I spent much of January 2016 working on a robot for MIT's Mobile Autonomous Systems Lab, which is a competition that gives teams a month to build fully autonomous robots to complete some task. The task for 2016 was to locate stacks of cubes in a randomly shaped arena and restack them by color. I wrote software for the robot, helped to design and implement our computer vision system, and did electrical work on our microcontroller. My team took first place in the competition. Our team wiki has details about our design and a log of how we managed our time throughout the month, and our code is available in our repository.
Pyxida is the flight computer that I helped MIT's rocket team develop as the lead of the Avionics subteam. It features an ARM microcontroller, barometer, GPS, and IMU that it uses to estimate the location and orientation of a rocket. It uses this information to trigger flight events and also transmits it to a ground station via the onboard XBee. The hardware was designed and fabricated by members of the team and has gone through several revisions over the course of a semester. I wrote most of the firmware for the device and the prototype version of the ground station application. I also developed testing and flight qualification plans for the project, managed the repository for the project, and set goals and deadlines for tasks.

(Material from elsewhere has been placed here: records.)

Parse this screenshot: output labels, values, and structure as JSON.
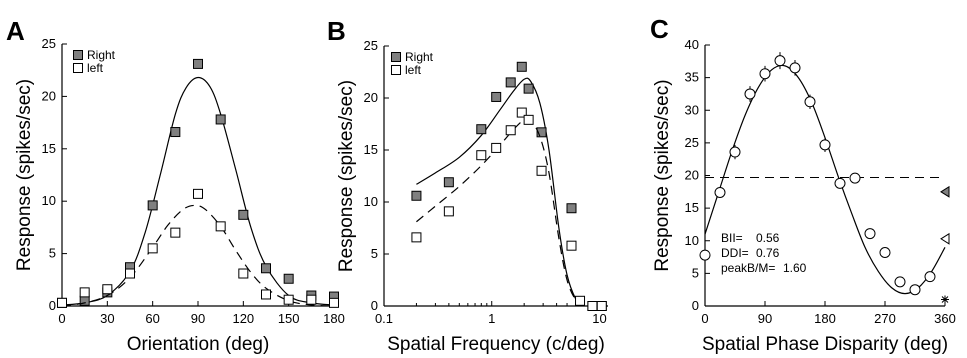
{
  "chart_data": [
    {
      "type": "scatter",
      "panel": "A",
      "xlabel": "Orientation (deg)",
      "ylabel": "Response (spikes/sec)",
      "xscale": "linear",
      "xlim": [
        0,
        180
      ],
      "ylim": [
        0,
        25
      ],
      "xticks": [
        0,
        30,
        60,
        90,
        120,
        150,
        180
      ],
      "yticks": [
        0,
        5,
        10,
        15,
        20,
        25
      ],
      "legend": {
        "placement": "top-left"
      },
      "series": [
        {
          "name": "Right",
          "marker": "filled-square",
          "color": "#808080",
          "x": [
            0,
            15,
            30,
            45,
            60,
            75,
            90,
            105,
            120,
            135,
            150,
            165,
            180
          ],
          "y": [
            0.3,
            0.5,
            1.3,
            3.7,
            9.6,
            16.6,
            23.1,
            17.8,
            8.7,
            3.6,
            2.6,
            1.0,
            0.9
          ],
          "fit": {
            "style": "solid",
            "x": [
              0,
              15,
              30,
              45,
              55,
              65,
              75,
              82,
              90,
              98,
              105,
              115,
              125,
              135,
              150,
              165,
              180
            ],
            "y": [
              0.1,
              0.3,
              1.0,
              3.3,
              7.0,
              12.5,
              18.3,
              20.8,
              21.8,
              20.9,
              18.3,
              13.0,
              7.5,
              3.8,
              1.0,
              0.3,
              0.1
            ]
          }
        },
        {
          "name": "left",
          "marker": "open-square",
          "color": "#ffffff",
          "x": [
            0,
            15,
            30,
            45,
            60,
            75,
            90,
            105,
            120,
            135,
            150,
            165,
            180
          ],
          "y": [
            0.3,
            1.3,
            1.6,
            3.1,
            5.5,
            7.0,
            10.7,
            7.6,
            3.1,
            1.1,
            0.6,
            0.6,
            0.3
          ],
          "fit": {
            "style": "dashed",
            "x": [
              0,
              15,
              30,
              45,
              60,
              70,
              80,
              88,
              95,
              105,
              115,
              125,
              135,
              150,
              165,
              180
            ],
            "y": [
              0.0,
              0.3,
              1.0,
              2.7,
              5.6,
              7.7,
              9.2,
              9.6,
              9.2,
              7.6,
              5.3,
              3.2,
              1.7,
              0.5,
              0.1,
              0.0
            ]
          }
        }
      ]
    },
    {
      "type": "scatter",
      "panel": "B",
      "xlabel": "Spatial Frequency (c/deg)",
      "ylabel": "Response (spikes/sec)",
      "xscale": "log",
      "xlim": [
        0.1,
        12
      ],
      "ylim": [
        0,
        25
      ],
      "xticks": [
        0.1,
        1,
        10
      ],
      "yticks": [
        0,
        5,
        10,
        15,
        20,
        25
      ],
      "legend": {
        "placement": "top-left"
      },
      "series": [
        {
          "name": "Right",
          "marker": "filled-square",
          "color": "#808080",
          "x": [
            0.2,
            0.4,
            0.8,
            1.1,
            1.5,
            1.9,
            2.2,
            2.9,
            5.5,
            8.6,
            10.5
          ],
          "y": [
            10.6,
            11.9,
            17.0,
            20.1,
            21.5,
            23.0,
            20.9,
            16.7,
            9.4,
            0.0,
            0.0
          ],
          "fit": {
            "style": "solid",
            "x": [
              0.2,
              0.3,
              0.5,
              0.8,
              1.2,
              1.6,
              2.0,
              2.3,
              2.8,
              3.4,
              4.2,
              5.0,
              6.0,
              7.0
            ],
            "y": [
              11.7,
              12.8,
              14.3,
              16.4,
              18.9,
              20.7,
              21.8,
              21.6,
              19.5,
              15.0,
              7.5,
              3.0,
              0.7,
              0.0
            ]
          }
        },
        {
          "name": "left",
          "marker": "open-square",
          "color": "#ffffff",
          "x": [
            0.2,
            0.4,
            0.8,
            1.1,
            1.5,
            1.9,
            2.2,
            2.9,
            5.5,
            6.6,
            8.6,
            10.5
          ],
          "y": [
            6.6,
            9.1,
            14.5,
            15.2,
            16.9,
            18.6,
            17.9,
            13.0,
            5.8,
            0.5,
            0.0,
            0.0
          ],
          "fit": {
            "style": "dashed",
            "x": [
              0.2,
              0.3,
              0.5,
              0.8,
              1.2,
              1.6,
              2.0,
              2.3,
              2.8,
              3.4,
              4.2,
              5.0,
              6.0,
              7.0
            ],
            "y": [
              8.1,
              9.6,
              11.5,
              13.5,
              15.5,
              17.0,
              17.9,
              17.8,
              16.3,
              12.8,
              6.5,
              2.5,
              0.6,
              0.0
            ]
          }
        }
      ]
    },
    {
      "type": "scatter",
      "panel": "C",
      "xlabel": "Spatial Phase Disparity (deg)",
      "ylabel": "Response (spikes/sec)",
      "xscale": "linear",
      "xlim": [
        0,
        360
      ],
      "ylim": [
        0,
        40
      ],
      "xticks": [
        0,
        90,
        180,
        270,
        360
      ],
      "yticks": [
        0,
        5,
        10,
        15,
        20,
        25,
        30,
        35,
        40
      ],
      "series": [
        {
          "name": "",
          "marker": "open-circle",
          "color": "#ffffff",
          "x": [
            0,
            22.5,
            45,
            67.5,
            90,
            112.5,
            135,
            157.5,
            180,
            202.5,
            225,
            247.5,
            270,
            292.5,
            315,
            337.5
          ],
          "y": [
            7.8,
            17.4,
            23.6,
            32.5,
            35.6,
            37.6,
            36.5,
            31.3,
            24.7,
            18.8,
            19.6,
            11.1,
            8.2,
            3.7,
            2.5,
            4.5
          ],
          "err": [
            0.8,
            0.8,
            1.1,
            1.2,
            1.2,
            1.3,
            1.2,
            1.1,
            1.1,
            0.8,
            0.8,
            0.7,
            0.6,
            0.5,
            0.4,
            0.5
          ],
          "fit": {
            "style": "solid",
            "x": [
              0,
              20,
              40,
              60,
              80,
              100,
              120,
              140,
              160,
              180,
              200,
              220,
              240,
              260,
              280,
              300,
              320,
              340,
              360
            ],
            "y": [
              11.0,
              17.3,
              23.6,
              29.2,
              33.5,
              36.2,
              36.8,
              35.0,
              31.2,
              25.8,
              19.8,
              14.2,
              9.0,
              5.3,
              2.8,
              1.9,
              2.8,
              5.3,
              9.0
            ]
          }
        }
      ],
      "reference_lines": [
        {
          "style": "dashed",
          "y": 19.7
        }
      ],
      "side_markers": [
        {
          "marker": "filled-triangle-left",
          "color": "#808080",
          "x": 360,
          "y": 17.5
        },
        {
          "marker": "open-triangle-left",
          "color": "#ffffff",
          "x": 360,
          "y": 10.3
        },
        {
          "marker": "asterisk",
          "color": "#000000",
          "x": 360,
          "y": 1.0
        }
      ],
      "annotations": [
        {
          "label": "BII=",
          "value": "0.56"
        },
        {
          "label": "DDI=",
          "value": "0.76"
        },
        {
          "label": "peakB/M=",
          "value": "1.60"
        }
      ]
    }
  ],
  "panels": [
    {
      "letter": "A"
    },
    {
      "letter": "B"
    },
    {
      "letter": "C"
    }
  ]
}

I have experimented with processes for generating fractals for many years. My most recent foray into this field is a fractal renderer that uses the parallel nature of GPU computation to quickly draw Mandelbrot and Julia sets. The majority of the calculation is done on the GPU in a shader program, so the host program only needs to direct the user's inputs to the graphics card. Many properties of the fractal are broken out to the user, including the equation that is iterated. It is changeable to any arbitrary input at runtime by recompiling the shader.
I wrote a basic 3D game engine in C++ using OpenGL. This was the project that I used to teach myself OpenGL, and the original version was written using immediate mode and the fixed function pipeline. As the project progressed, I transitioned it to use modern OpenGL features such as VBOs, VAOs, and shaders. It features terrain heightmap loading, particle systems, and object/world management. I have learned a lot more about C++, graphics programming, and version control since I developed TDML, but the repository for the project is still hosted here for historical purposes.
RemotePrint is a tool that I developed to make a 3D printer at my school network-accessible. It allows users to upload G-code files for prints, preheat extruders, initiate jobs, and monitor the status of the printer all from the same web interface. It provides a webcam stream of the printer embedded in the page and captures still images over time to produce a timelapse that the user can download when the print is complete. It is written entirely in Python and is hosted as a CGI script on a server connected to the printer.
I have built numerous high power rockets over the past six years. I have L2 certification from the National Association of Rocketry and continue to be an active member of MIT's Rocket Team. Though I am currently the lead of the Avionics subteam, I still enjoy working on the physical construction of rockets as it allows me to step away from the digital world for a short time and do something with my hands.